Democrats hold that Mr. Biden has forgone a second presidential term out of selflessness, on behalf of the American people, for the greater good of the country. Of late I have heard him referred to as “lovable.” Not a word about how he became rich while in political office, owning several costly homes, a Corvette and who knows how many other cars, nor of a son and brother, not to speak of grandchildren, who have also grown rich as his star ascended.
David Simon takes friendly issue with a claim made by Glenn Loury. A slice:
In 1989, The Economic Consequences of Immigration by my late father, the economist Julian Simon, reported that immigrants’ children have a higher labor-force participation rate and a “higher propensity to start new businesses” – and that economist Barry Chiswick had found that 1970 Census data show that “men with a foreign-born parent have 15 percent higher earnings.”
The evidence about immigrants’ children, moreover, is consistent with earlier work by economics Nobel Prize winner Gary Becker and Simon’s theory expounded in his 1987 book, Effort, Opportunity, and Wealth”: Effort both increases with the size of the potential gain and is inversely proportional to wealth. In other words, a person with less wealth will exert more effort to achieve the same gain than a person with more wealth – and will exert yet more effort for a greater gain.
Here’s the abstract of a new paper by Jeffrey Clemens, Julia Payson, and Stan Veuger:
The COVID-19 pandemic led to unprecedented levels of federal aid transfers to state governments.

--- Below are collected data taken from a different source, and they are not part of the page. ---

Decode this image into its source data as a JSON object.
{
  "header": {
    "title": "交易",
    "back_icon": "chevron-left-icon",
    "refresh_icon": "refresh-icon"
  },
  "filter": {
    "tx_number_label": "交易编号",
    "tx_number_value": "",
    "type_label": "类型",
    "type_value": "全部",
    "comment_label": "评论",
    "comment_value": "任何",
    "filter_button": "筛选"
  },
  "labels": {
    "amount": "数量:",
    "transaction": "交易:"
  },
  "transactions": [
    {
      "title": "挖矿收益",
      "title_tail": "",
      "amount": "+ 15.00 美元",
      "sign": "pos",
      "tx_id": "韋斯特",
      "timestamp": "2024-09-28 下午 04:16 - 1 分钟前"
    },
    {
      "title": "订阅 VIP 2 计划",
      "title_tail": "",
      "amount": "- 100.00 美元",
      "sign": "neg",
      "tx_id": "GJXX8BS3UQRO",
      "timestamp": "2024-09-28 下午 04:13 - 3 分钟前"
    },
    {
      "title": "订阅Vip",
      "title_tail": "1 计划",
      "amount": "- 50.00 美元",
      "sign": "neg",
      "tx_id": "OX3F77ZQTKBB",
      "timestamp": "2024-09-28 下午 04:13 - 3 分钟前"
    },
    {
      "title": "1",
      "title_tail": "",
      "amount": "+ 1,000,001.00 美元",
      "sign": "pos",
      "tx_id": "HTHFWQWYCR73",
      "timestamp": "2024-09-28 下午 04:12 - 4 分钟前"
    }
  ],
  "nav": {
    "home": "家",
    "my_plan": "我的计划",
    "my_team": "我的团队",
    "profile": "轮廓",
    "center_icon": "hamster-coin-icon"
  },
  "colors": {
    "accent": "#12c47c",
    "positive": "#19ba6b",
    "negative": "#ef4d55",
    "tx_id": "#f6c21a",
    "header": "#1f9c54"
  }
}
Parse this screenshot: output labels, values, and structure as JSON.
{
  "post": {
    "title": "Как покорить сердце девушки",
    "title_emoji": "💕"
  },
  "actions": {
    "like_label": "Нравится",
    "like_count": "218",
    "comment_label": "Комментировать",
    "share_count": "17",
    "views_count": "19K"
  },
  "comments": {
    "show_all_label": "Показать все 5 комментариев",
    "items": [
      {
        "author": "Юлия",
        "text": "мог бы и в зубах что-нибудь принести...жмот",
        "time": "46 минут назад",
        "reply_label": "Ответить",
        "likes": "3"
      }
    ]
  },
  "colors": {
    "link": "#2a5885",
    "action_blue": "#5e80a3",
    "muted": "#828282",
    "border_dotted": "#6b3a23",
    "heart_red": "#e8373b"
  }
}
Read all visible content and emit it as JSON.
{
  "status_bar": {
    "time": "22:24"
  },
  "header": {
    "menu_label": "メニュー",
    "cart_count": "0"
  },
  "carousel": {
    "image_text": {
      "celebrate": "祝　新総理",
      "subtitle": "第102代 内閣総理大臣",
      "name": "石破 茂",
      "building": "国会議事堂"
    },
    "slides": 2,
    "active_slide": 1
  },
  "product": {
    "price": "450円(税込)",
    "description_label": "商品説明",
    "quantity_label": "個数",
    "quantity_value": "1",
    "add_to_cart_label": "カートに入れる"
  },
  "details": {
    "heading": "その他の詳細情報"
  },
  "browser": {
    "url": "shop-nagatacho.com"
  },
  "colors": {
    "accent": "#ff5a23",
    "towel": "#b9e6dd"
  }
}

Did this funding increase benefit state incumbents electorally? Identifying the effect of revenue windfalls on economic voting is challenging because whatever conditions led to the influx of cash might also benefit or harm incumbent politicians for a variety of other reasons. We develop an instrument that allows us to predict allocations to states based on variation in congressional representation. We find that incumbents in state-wide races in 2020, 2021, and 2022 performed significantly better in states that received more relief funding due to their over-representation in Congress. These results are robust across specifications and after adjusting for a variety of economic and political controls. We consistently find that the pandemic-period electoral advantage of incumbent politicians in states receiving more aid substantially exceeds the more modest advantage these politicians enjoyed during pre-pandemic elections. This paper contributes to our understanding of economic voting and the incumbency advantage during times of crisis as well as the downstream electoral consequences of both the COVID-19 pandemic and of unequal political representation at the federal level.